Troquei Miró pelas ramblas de Barcelona. Era a primeira vez que estava na terra do gravurista, ceramista, escultor e pintor, das vanguardas europeias da arte abstrata. Optei pela arquitetura de Antoni Gaudí, pelos portões bordados com ferro, das residências e prédios públicos, e pelos bares e cafés lotados de gente do mundo inteiro, à Fundació Joan Miró e sua arte. 

Miró nunca esteve no Brasil, apesar de ter vivido 90 anos (1893-1983). Mas sua pintura veio ao meu-nosso encontro, ao lado do amigo americano, o artista plástico Alexander Calder (1898-1976), no Instituto Tomie Ohtake, em São Paulo.

Joan Miró. Godalla, 1973. Litografia sobre papel. Fonte: exposição Calder+Miró, Instituto Tomie Ohtake, 2024.

Com curadoria de Max Perlingeiro, a partir de pesquisas realizadas por Paulo Venancio Filho, Roberta Saraiva e Valéria Lamego, a exposição Calder+Miró apresenta 150 obras, entre pinturas, esculturas, móbiles, desenhos, joias e fotografias. 

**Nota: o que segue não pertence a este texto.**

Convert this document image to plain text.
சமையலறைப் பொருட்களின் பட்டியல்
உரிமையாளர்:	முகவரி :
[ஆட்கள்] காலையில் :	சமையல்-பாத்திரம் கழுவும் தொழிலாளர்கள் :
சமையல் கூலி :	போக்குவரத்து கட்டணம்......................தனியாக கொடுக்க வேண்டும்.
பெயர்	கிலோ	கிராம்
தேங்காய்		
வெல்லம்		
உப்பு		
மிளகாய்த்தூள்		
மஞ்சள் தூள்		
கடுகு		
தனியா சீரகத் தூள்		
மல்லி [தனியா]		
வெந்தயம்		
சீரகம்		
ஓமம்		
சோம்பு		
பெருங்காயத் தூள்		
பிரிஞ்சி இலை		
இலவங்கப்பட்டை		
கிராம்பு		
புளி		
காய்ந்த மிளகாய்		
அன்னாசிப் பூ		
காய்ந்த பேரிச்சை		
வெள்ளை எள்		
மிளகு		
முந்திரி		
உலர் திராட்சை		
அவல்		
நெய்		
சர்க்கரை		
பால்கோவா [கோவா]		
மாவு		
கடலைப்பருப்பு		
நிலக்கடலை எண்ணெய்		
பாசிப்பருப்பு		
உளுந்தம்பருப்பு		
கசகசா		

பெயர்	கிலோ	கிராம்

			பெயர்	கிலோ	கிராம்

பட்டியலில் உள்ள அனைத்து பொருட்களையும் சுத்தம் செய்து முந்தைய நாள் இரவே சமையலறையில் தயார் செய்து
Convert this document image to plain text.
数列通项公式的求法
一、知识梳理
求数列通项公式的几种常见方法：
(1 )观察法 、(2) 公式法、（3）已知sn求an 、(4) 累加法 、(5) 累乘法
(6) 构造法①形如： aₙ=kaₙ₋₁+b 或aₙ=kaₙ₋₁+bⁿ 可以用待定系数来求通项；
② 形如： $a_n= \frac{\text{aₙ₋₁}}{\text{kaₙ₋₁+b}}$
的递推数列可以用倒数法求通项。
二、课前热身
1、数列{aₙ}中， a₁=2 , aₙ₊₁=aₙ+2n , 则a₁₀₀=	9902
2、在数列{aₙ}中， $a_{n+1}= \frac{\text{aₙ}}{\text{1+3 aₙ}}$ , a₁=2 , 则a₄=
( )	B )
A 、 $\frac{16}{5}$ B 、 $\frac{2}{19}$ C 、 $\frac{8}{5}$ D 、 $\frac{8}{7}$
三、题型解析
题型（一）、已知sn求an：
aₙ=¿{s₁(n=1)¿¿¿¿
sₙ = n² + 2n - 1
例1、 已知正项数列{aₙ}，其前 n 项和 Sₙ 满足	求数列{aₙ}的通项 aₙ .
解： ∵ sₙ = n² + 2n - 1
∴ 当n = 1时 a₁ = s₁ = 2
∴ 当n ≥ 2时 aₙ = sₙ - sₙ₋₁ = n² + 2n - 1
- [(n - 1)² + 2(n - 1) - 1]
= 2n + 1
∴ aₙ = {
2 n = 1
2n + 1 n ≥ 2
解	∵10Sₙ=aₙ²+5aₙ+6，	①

Ao contrário de Miró, Calder esteve no Brasil pelo menos em três oportunidades artísticas, em 1948, 1959 e 1960, segundo os organizadores da exposição. Curadorias foram realizadas com suas obras, ao longo dos anos, em São Paulo e no Rio de Janeiro. A última em São Paulo foi em 2006, na Pinacoteca do Estado. 

Estranhamente, nunca ouvira falar em Calder, um dos precursores da escultura cinética no mundo, que influenciou a arte e a arquitetura modernas no Brasil. Assim, do jeitinho que gosto, vou vivendo e aprendendo!

Alexander Calder. Sem título, 1973. Folha de metal, arame e tinta. Fonte: exposição Calder+Miró, Instituto Tomie Ohtake, 2024.

Entro pelas salas de Calder+Miró, e, em alguns momentos, chego a me perguntar quem é quem – Miró ou Calder – em cada obra observada, devido à proximidade artística entre eles. Cores primárias, contornos pretos nas formas abstratas, singelezas, poesias recitadas, por meio de uma infinidade de signos criativos, cósmicos, intuitivos, aparentemente nulos, numa liberdade artística invejável, estão presentes no espaço das telas desses dois grandes amigos-siameses na arte abstrata.

As primeiras impressões diante das esculturas de Calder são as lembranças dos brinquedos construídos com arame flexível, que se equilibram nas pontas dos dedos, quando criança. Outras nos remetem aos “bichos” de Lygia Clark, esculturas que assumem formas distintas ao serem manipuladas. Do meu catálogo da memória ainda vêm as esculturas em placas de ferro de Amilcar de Castro e os quadros da extraordinária Mira Schendel. Tomie Ohtake também ocupa a cena das associações, pela lembrança de algumas esculturas fincadas nas ruas de São Paulo e pelas suas telas, particularmente as que contêm signos curvados, redondos e ovais à la Miró.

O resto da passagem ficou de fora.